Are you a University of Denver student interested in spending a month studying natural resource management, forestry and agriculture, or fisheries in Uganda?  Contact me to learn about summer 2014 opportunities!

Background

Lake Victoria, the largest lake in Africa, is one of the most vibrant systems on Earth. In the 1950s, Nile perch and tilapia were introduced to the Lake to support a growing regional fishery. Perch and tilapia populations soon dominated the lake ecosystem, providing income for fishers and a product for an ever-growing export market driven by demand from Europe. However, Nile perch survived by decimating native cichlid fishes and catfish, driving many species to extinction. Mukene, the local name for a native minnow, was an indirect beneficiary of this change in the lake food web: as cichlids and catfish were depleted, populations of mukene increased.

Mukene are a critical link between the ecology of Lake Victoria and the human populations that depend on the Lake’s resources for food and income. The mukene fishery is the largest, by volume, in Lake Victoria. However, it is not desirable for the European export market; most sales of mukene occur locally, and the market price is far less than that of Nile perch or tilapia. The contribution of mukene to regional food security, defined as “when all people at all times have access to sufficient, safe, nutritious food to maintain a healthy and active life” (World Health Organization),  has not been quantified. One link between the mukene fishery and food security may be indirect: fish catch provides cash to fishers, and cash is used to purchase other resources such as poultry, vegetables, and grains. A direct link also exists: when more expensive food resources became unaffordable, village households increase consumption of mukene as a coping mechanism.

There is a significant need to improve understanding of the links between human and natural systems in the Lake Victoria basin. A rapidly growing human population on the lakeshore is accelerating anthropogenic impacts on the ecosystem. More than 40 million people live in the basin, and ecosystem services provided by the Lake, such as drinking water, food fishes, and irrigation for agriculture, are threatened by changing land use, deforestation, pollution from agriculture and sewage, and overfishing.

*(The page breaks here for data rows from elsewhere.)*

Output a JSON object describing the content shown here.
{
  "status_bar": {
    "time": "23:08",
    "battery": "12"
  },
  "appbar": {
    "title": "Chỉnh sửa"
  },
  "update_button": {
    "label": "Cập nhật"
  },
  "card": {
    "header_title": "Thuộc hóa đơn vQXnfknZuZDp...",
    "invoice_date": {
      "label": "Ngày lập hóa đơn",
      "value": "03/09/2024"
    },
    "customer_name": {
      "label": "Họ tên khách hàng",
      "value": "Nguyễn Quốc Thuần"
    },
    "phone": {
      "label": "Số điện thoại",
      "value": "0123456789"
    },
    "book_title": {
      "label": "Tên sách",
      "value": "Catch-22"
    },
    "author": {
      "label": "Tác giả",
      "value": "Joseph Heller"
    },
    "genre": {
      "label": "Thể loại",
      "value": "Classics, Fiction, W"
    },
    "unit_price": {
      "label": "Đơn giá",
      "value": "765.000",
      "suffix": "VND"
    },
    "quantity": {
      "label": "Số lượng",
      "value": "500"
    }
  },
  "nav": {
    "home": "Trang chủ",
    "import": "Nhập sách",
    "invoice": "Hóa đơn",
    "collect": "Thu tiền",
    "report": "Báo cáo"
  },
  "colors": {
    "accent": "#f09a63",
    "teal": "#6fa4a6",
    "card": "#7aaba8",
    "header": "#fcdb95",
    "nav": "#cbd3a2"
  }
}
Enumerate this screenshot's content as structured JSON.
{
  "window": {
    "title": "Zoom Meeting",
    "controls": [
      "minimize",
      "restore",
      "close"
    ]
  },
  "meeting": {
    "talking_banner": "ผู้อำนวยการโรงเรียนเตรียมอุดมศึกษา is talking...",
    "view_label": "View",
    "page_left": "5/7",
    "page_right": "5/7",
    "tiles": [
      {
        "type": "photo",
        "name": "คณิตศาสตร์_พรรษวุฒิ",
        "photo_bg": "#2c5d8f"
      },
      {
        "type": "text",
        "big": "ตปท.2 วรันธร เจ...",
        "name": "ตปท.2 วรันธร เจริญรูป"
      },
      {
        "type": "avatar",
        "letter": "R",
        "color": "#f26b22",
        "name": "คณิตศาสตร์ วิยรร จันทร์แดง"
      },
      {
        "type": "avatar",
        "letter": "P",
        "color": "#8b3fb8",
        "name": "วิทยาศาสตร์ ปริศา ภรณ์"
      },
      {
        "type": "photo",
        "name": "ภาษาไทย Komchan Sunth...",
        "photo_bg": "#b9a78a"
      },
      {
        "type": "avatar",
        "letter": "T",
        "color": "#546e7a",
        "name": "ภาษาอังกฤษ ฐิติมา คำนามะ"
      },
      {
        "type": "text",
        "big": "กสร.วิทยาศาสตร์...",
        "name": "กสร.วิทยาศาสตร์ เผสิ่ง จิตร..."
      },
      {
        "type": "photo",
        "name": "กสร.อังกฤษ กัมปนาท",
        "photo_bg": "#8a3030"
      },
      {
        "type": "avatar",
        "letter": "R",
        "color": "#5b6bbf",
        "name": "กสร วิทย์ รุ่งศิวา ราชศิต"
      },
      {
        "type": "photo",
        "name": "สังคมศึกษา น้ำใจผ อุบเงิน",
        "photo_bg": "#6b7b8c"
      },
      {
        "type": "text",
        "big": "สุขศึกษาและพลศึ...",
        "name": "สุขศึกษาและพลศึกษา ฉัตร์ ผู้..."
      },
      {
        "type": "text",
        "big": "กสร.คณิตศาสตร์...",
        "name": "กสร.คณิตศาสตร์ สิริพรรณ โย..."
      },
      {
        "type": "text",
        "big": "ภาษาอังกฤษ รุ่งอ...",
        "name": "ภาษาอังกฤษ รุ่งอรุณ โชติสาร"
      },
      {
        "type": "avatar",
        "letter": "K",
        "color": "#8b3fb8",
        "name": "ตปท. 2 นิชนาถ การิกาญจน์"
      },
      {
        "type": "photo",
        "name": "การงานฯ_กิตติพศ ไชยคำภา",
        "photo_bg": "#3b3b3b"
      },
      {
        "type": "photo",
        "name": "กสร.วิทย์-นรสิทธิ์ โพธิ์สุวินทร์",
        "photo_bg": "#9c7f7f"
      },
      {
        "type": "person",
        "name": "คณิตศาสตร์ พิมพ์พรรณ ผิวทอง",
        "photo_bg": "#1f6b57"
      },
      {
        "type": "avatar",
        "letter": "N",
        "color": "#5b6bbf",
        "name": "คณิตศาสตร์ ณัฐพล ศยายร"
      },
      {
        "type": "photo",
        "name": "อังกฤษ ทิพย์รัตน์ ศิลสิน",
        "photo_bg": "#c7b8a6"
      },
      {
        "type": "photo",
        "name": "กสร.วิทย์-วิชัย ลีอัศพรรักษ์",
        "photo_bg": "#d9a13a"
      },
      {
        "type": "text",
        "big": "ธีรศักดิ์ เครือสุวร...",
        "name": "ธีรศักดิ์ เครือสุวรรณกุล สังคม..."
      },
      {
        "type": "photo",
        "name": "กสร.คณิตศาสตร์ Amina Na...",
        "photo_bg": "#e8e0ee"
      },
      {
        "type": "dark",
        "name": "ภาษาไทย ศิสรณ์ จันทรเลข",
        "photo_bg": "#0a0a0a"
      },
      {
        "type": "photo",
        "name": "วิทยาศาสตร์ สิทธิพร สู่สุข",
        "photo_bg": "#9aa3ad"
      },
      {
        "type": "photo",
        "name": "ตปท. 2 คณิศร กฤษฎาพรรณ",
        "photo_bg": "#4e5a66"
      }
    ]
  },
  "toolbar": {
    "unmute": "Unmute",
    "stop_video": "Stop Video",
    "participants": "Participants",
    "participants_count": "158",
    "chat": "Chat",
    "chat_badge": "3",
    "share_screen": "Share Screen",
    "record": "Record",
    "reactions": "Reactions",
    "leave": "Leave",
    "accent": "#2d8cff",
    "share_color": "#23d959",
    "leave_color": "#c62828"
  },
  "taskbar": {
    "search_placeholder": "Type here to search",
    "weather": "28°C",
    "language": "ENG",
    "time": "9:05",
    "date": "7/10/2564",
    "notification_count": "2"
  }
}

Malnutrition rates, especially in women and children, are high in fishing villages. While Nile perch has provided employment and income for tens of thousands of East Africans, catch of perch has declined over the past decade, foreshadowing a classic fishery contraction resulting from unsustainable levels of fishing.  If the Nile perch fishery collapses, there could be important implications for the lake ecosystem, the mukene fishery, and local food and livelihood security.

Food security is inherently tied to civil unrest; political instability and violence have affected food and livelihood security for many communities. Conflicts in Burundi, Democratic Republic of Congo (DRC), Rwanda and Uganda have caused widespread population displacement in the Lake basin and threaten human security. To date there exist strikingly few studies of the effects of civil conflict on fisheries.  My research (Hendrix and Glaser, 2011) indicates conflict significantly suppresses fish catch which harms food security both directly, via decreased food availability, and indirectly, via loss of livelihood among fishers. Food insecurity, in turn, is an accelerant of political violence.

Conflict that takes place near fishing communities may reduce fish catch through at least four processes: redeployment of labor, population displacement, counter-insurgency strategy and tactics, and illegal encroachment into national fishing grounds. However, conflict far from fishing communities may increase demand in regional markets, leading to higher catch. Anecdotal evidence suggests a complicated regional relationship between conflict and Lake Victoria fisheries. Neighboring conflicts, particularly in the DRC, drive up demand for dried mukene.  Mukene is an ideal “fast food” source of protein – it does not spoil and is lightweight – for people who are either fleeing conflict zones or are directly involved in fighting. But the impact of higher demand in DRC on prices of mukene and hence food security in Uganda is not known.